I am trained as an historian, not an archivist, and the process of developing a subject thesaurus presented some interesting challenges.
Firstly, I found that there was basic tension at the heart of building a thesaurus for archival materials. To put it simply, from a historical perspective we desire a flexible vocabulary, as the meaning of words change over time, and, especially in areas of intellectual and cultural history, we both, historians and archivists, desire a vocabulary that reflects the nuanced differences between related words. From a thesaural perspective, however, we primarily desire a stable vocabulary with fixed relationships between terms, which means we prioritise clarity and consistency rather than reflecting the messy complexities of history. Archivists would point out that the need to ensure the widest possible access requires a certain rigour that individual historians do not have to deal with.
These are both valid approaches, and neither one is better or worse, but they pull in different directions. We have a few ways to mitigate this problem or reach a compromise between these divergent requirements. As described above, we can add qualifiers to capture the particular meaning we want or differentiate between similar concepts. We can also add a scope note, which can provide a short description explaining the historical usage of a term, perhaps even specifying a date range. This generally gives the thesaurus sufficient flexibility to avoid obvious errors or mischaracterisations.

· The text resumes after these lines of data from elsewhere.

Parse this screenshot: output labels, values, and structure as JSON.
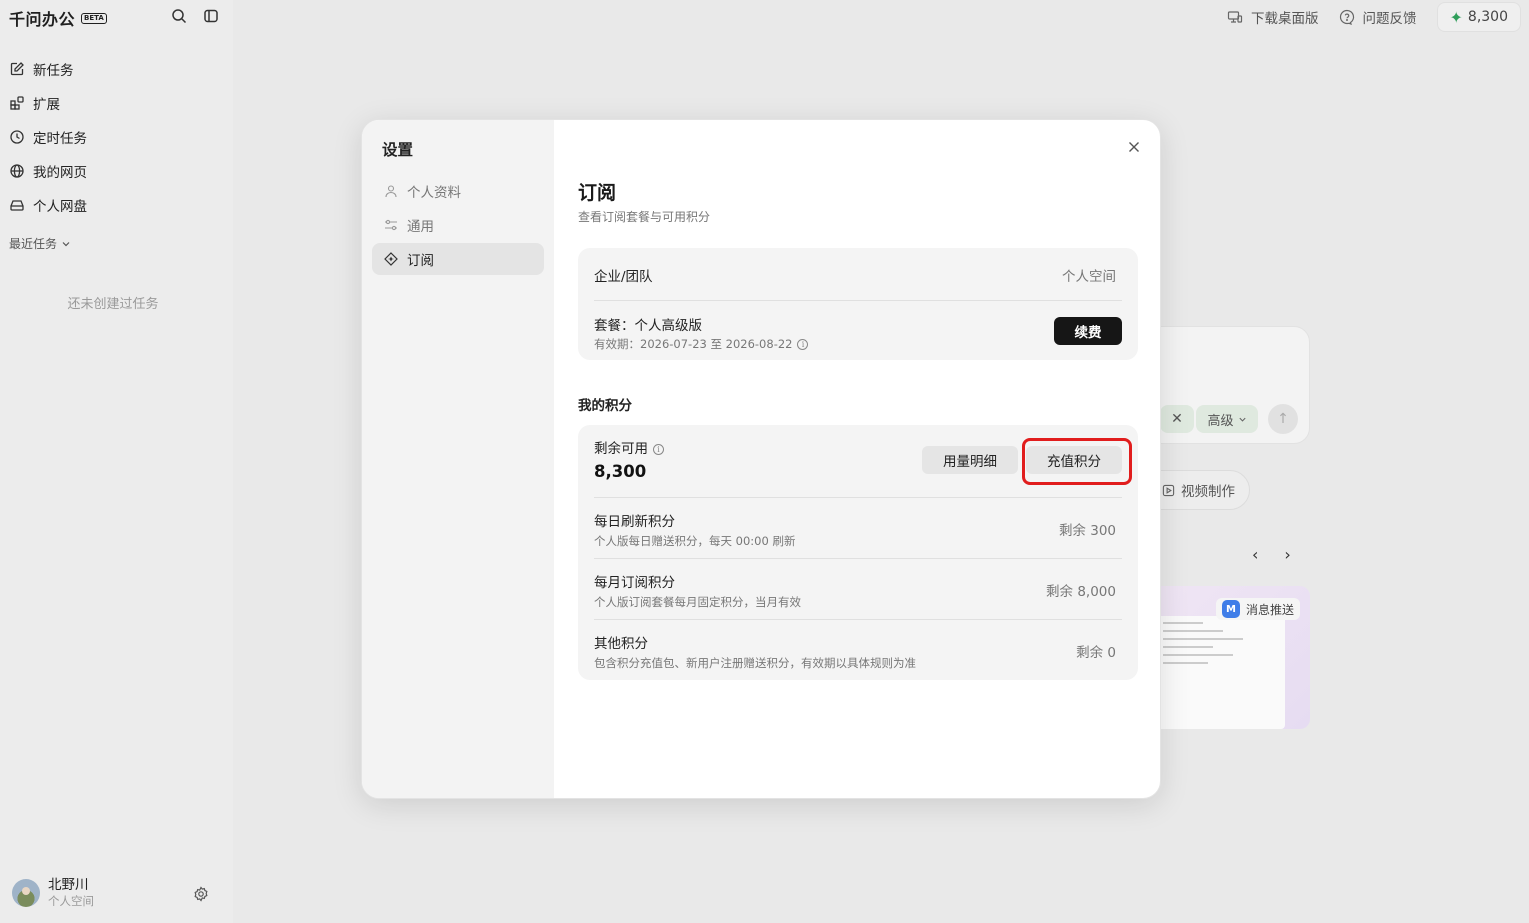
{
  "sidebar": {
    "brand": "千问办公",
    "beta": "BETA",
    "nav": [
      {
        "label": "新任务",
        "icon": "edit-icon"
      },
      {
        "label": "扩展",
        "icon": "extensions-icon"
      },
      {
        "label": "定时任务",
        "icon": "clock-icon"
      },
      {
        "label": "我的网页",
        "icon": "globe-icon"
      },
      {
        "label": "个人网盘",
        "icon": "drive-icon"
      }
    ],
    "recent_label": "最近任务",
    "empty_text": "还未创建过任务",
    "user": {
      "name": "北野川",
      "sub": "个人空间"
    }
  },
  "topbar": {
    "download": "下载桌面版",
    "feedback": "问题反馈",
    "credits": "8,300"
  },
  "background": {
    "chip_level": "高级",
    "video_btn": "视频制作",
    "message_push": "消息推送",
    "m_badge": "M"
  },
  "modal": {
    "title": "设置",
    "menu": [
      {
        "label": "个人资料",
        "icon": "user-icon"
      },
      {
        "label": "通用",
        "icon": "sliders-icon"
      },
      {
        "label": "订阅",
        "icon": "subscription-icon",
        "active": true
      }
    ],
    "heading": "订阅",
    "description": "查看订阅套餐与可用积分",
    "plan": {
      "org_label": "企业/团队",
      "org_value": "个人空间",
      "plan_label": "套餐：个人高级版",
      "validity": "有效期：2026-07-23 至 2026-08-22",
      "renew": "续费"
    },
    "credits_title": "我的积分",
    "credits": {
      "remaining_label": "剩余可用",
      "remaining_value": "8,300",
      "usage_btn": "用量明细",
      "recharge_btn": "充值积分",
      "rows": [
        {
          "title": "每日刷新积分",
          "sub": "个人版每日赠送积分，每天 00:00 刷新",
          "value": "剩余 300"
        },
        {
          "title": "每月订阅积分",
          "sub": "个人版订阅套餐每月固定积分，当月有效",
          "value": "剩余 8,000"
        },
        {
          "title": "其他积分",
          "sub": "包含积分充值包、新用户注册赠送积分，有效期以具体规则为准",
          "value": "剩余 0"
        }
      ]
    }
  }
}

Yet there are limits to how well a subject thesaurus such as UKAT can fully incorporate the historical sensitivity to change over time.
Secondly, there is the difficulty in determining which terms will be ‘useful’ for indexing. This is central to developing a subject index but involves tricky judgements that can be endlessly debated.
One crucial consideration is the level of specificity, or granularity. For example, when selecting body parts, is it sufficient to list “Eyes”, or do we need to list the component elements: “Eyelids”, “Eyeballs”, “Eyelashes”, etc. The answer obviously depends on the documents in question, along with the research subject and method. As there is no clear rule to follow, these can occasionally become knotty issues.
A related consideration is the future interests of researchers. We have tried to capture the current interests of historians, but as trends shift in popular research subjects and methodologies, what in the archives will be considered historically noteworthy? UKAT has the benefit that terms can be added in future, so the initial list of subject terms will not be a closed vocabulary. Nonetheless, I found that with every term I was about to discard as “not useful”, I was able to imagine future contexts in which it could be useful.
These issues highlight the scholarly significance of building a subject thesaurus – of carving up the archives in one way or another. Indexes shape the research process in ways that are visible and invisible. The choice of terms that we use to identify subjects is a choice of the lens through which to view the material, imposing a loose conceptual map upon the documents. The choice may have many small consequences we cannot predict.